Have you decided on your New Year’s resolutions yet?
Don't know what to eat?Here's your first clue...It's green!Author Pollan should receive all due credit for enlightening the enlightened when it comes to his 'rules' about food. A day has hardly passed since its release that someone, somewhere, is not quoting them whenever food or obesity or climate change or antyhing else is mentioned even remotely food related. It does seem to be a 'preaching to the choir' type sermon however.
His 'rules' (and not to take anything away from their validity or importance) have not made their way any farther into the eating audience of the U.S. than to the already converted. The enticing morsel of his "Eat food. Not too much. Mostly plants." seven-word answer to the burning question of what 'should' we eat (if we are a concerned, ethical, environmental eater) left as many questions for us as it apparently answered for him.
And so -- page after page of rules ensues, some he expects to be so obvious that they deserve no explanation or supporting evidence. As a personal discourse I gather it's acceptable to do this. I hardly ever explain my love of baseball to people (they either get it or I don't try to explain). And so it is for Pollan apparently with his rules.
Pollan's rules aren't for everybody -- not even for those of us firmly in the choir, and they take on the issues often with overly simplistic, frumpy reasoning. "Rule 11: Avoid foods you see advertised on television" because he feels the only foods advertised on television are highly processed. No mention of the Internet however. Look around sometime when you browse at the ads and how many are about processed foods. And on the internet the ads aren't limited to just the commercial breaks, even worse than TV.

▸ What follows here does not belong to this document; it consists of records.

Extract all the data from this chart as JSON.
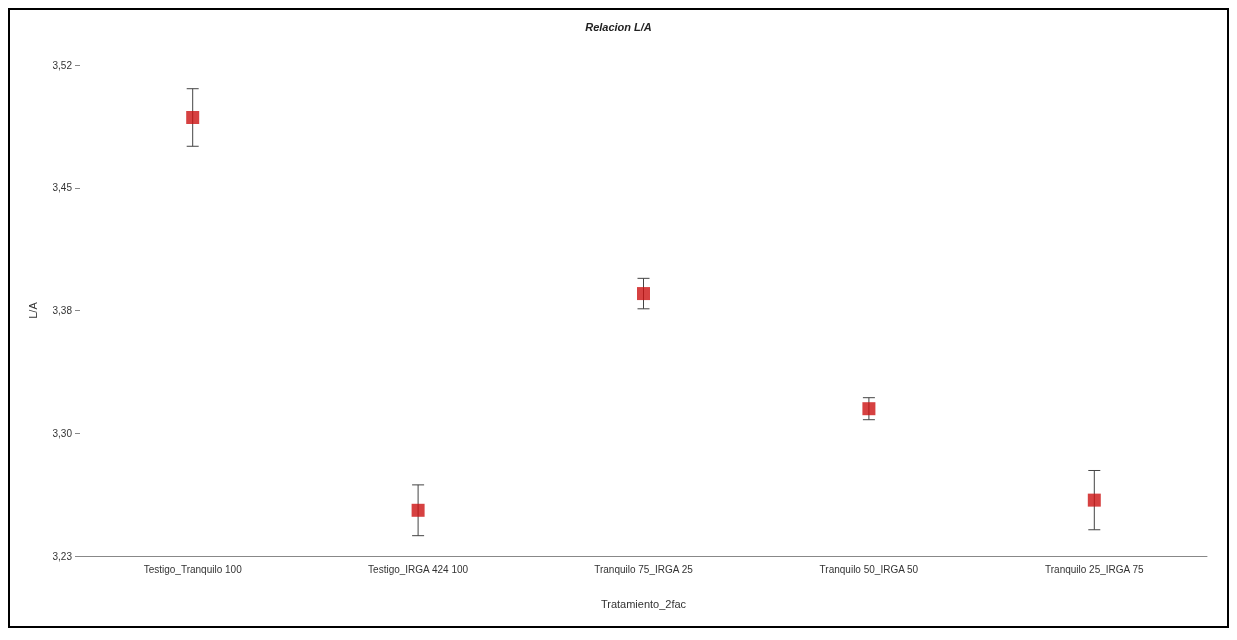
{
  "chart_data": {
    "type": "scatter",
    "title": "Relacion L/A",
    "xlabel": "Tratamiento_2fac",
    "ylabel": "L/A",
    "categories": [
      "Testigo_Tranquilo 100",
      "Testigo_IRGA 424 100",
      "Tranquilo 75_IRGA 25",
      "Tranquilo 50_IRGA 50",
      "Tranquilo 25_IRGA 75"
    ],
    "values": [
      3.489,
      3.257,
      3.385,
      3.317,
      3.263
    ],
    "errors": [
      0.017,
      0.015,
      0.009,
      0.0065,
      0.0175
    ],
    "color": "#cc1111",
    "marker": "square",
    "grid": false,
    "ylim": [
      3.23,
      3.52
    ],
    "yticks": [
      {
        "value": 3.23,
        "label": "3,23"
      },
      {
        "value": 3.3025,
        "label": "3,30"
      },
      {
        "value": 3.375,
        "label": "3,38"
      },
      {
        "value": 3.4475,
        "label": "3,45"
      },
      {
        "value": 3.52,
        "label": "3,52"
      }
    ]
  }
}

Pollan asks us early on to use his rules as 'little algorithms' designed to make our food decisions simpler and easier when we are apparently befuddled by the cereal aisle. Really?
Pollan, like so many others, also slips in the 'don't eat so much' as a way to moderate our eating and as a way to enjoy what we do eat more. Depriving oneself of the pleasures of food in any sensible manner is one rule I can do without.
As an effort to please a publisher or to show some payoff from his New York Times blog about food rules, I guess "Food Rules" will satisfy. As a meaningful addition to the ethical eater's book shelf it ends up leaving us still hungry -- and with a preachy "I know what's good for you, just follow my rules" aftertaste.